Les défoliateurs de feuillus en 2016
hanneton forestier, photo de Louis Michel Nageleisen DSF/DGAL

Les signalements de chenilles géométrides sont en franche augmentation par rapport à l’année précédente : ce sont elles qui concentrent la majorité des signalements de défoliateurs sur chênes. On les retrouve pour l’essentiel dans le centre de la France, dans une vaste zone allant du sud de la Normandie (Perche) à la vallée de la Saône, avec un maximum d’activité dans la Nièvre (figure 3). Les tordeuses étaient également présentes, avec des niveaux de populations également en hausse, mais de façon beaucoup plus éparse que les géométrides.

En conformité avec la biologie de l’espèce, le grand vol du hanneton forestier a eu lieu dans l’Oise : sa présence et ses défoliations ont été fortes de Compiègne à Beauvais. Néanmoins, des défoliations dues au hanneton (forestier ou commun), certes plus localisées et moins intenses, ont également eu lieu dans le sud de la Sologne, dans la forêt de Moulière, à côté de Poitiers et dans le camp militaire de Fontevraud (Maine-et-Loire).

Le bombyx disparate (Lymantria dispar) a continué ses défoliations au nord du Cap Corse, mais avec une intensité réduite par rapport à 2015. Une vaste zone de taillis de chênes verts autour de Marignane (Bouches-du-Rhône) a également subi des attaques intenses de la part de l’insecte.

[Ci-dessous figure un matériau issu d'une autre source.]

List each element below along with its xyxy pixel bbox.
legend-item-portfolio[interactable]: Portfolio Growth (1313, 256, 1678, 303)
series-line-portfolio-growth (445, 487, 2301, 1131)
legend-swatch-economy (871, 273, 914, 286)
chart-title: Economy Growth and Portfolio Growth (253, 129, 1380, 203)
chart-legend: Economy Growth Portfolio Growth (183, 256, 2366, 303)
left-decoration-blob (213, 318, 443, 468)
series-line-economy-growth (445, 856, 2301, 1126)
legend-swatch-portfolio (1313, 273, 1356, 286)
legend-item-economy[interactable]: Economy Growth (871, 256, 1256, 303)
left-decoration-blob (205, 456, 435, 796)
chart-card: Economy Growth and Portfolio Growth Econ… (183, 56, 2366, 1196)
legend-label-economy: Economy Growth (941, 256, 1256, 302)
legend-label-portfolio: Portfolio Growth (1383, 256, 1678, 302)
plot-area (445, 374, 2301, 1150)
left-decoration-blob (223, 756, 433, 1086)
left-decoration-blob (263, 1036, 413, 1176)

On le retrouve également de façon plus ponctuelle à proximité de Bastia.

La chenille processionnaire du chêne (Thaumetopœa processionea) est apparue en forte expansion dans la Woëvre (Meuse), depuis le secteur de Nonsard-Lamarche jusqu’au nord d’Étain. Des pullulations persistent en différents secteurs de la Champagne humide et du Plateau Lorrain. Dans le Pays des Étangs, le niveau élevé des populations en 2015 a motivé un traitement aérien au Bacillus thuringensis sur 8500 ha au printemps 2016. Sur certains secteurs non traités, des expérimentations de lutte par biocontrôle ont été mises en place durant l’été 2016. Plus à l’ouest, la processionnaire du chêne a de nouveau généré des défoliations localisées en Île-de-France, Pays de la Loire et Hauts de France. Environ 800 ha ont été traités en Seine-et-Marne. En outre, la chenille a été mentionné de façon plus fréquente qu’à l’accoutumée dans le grand ouest de la France (Vendée, Maine-et-Loire, Mayenne). Il s’agit de pontes mais aussi de défoliations.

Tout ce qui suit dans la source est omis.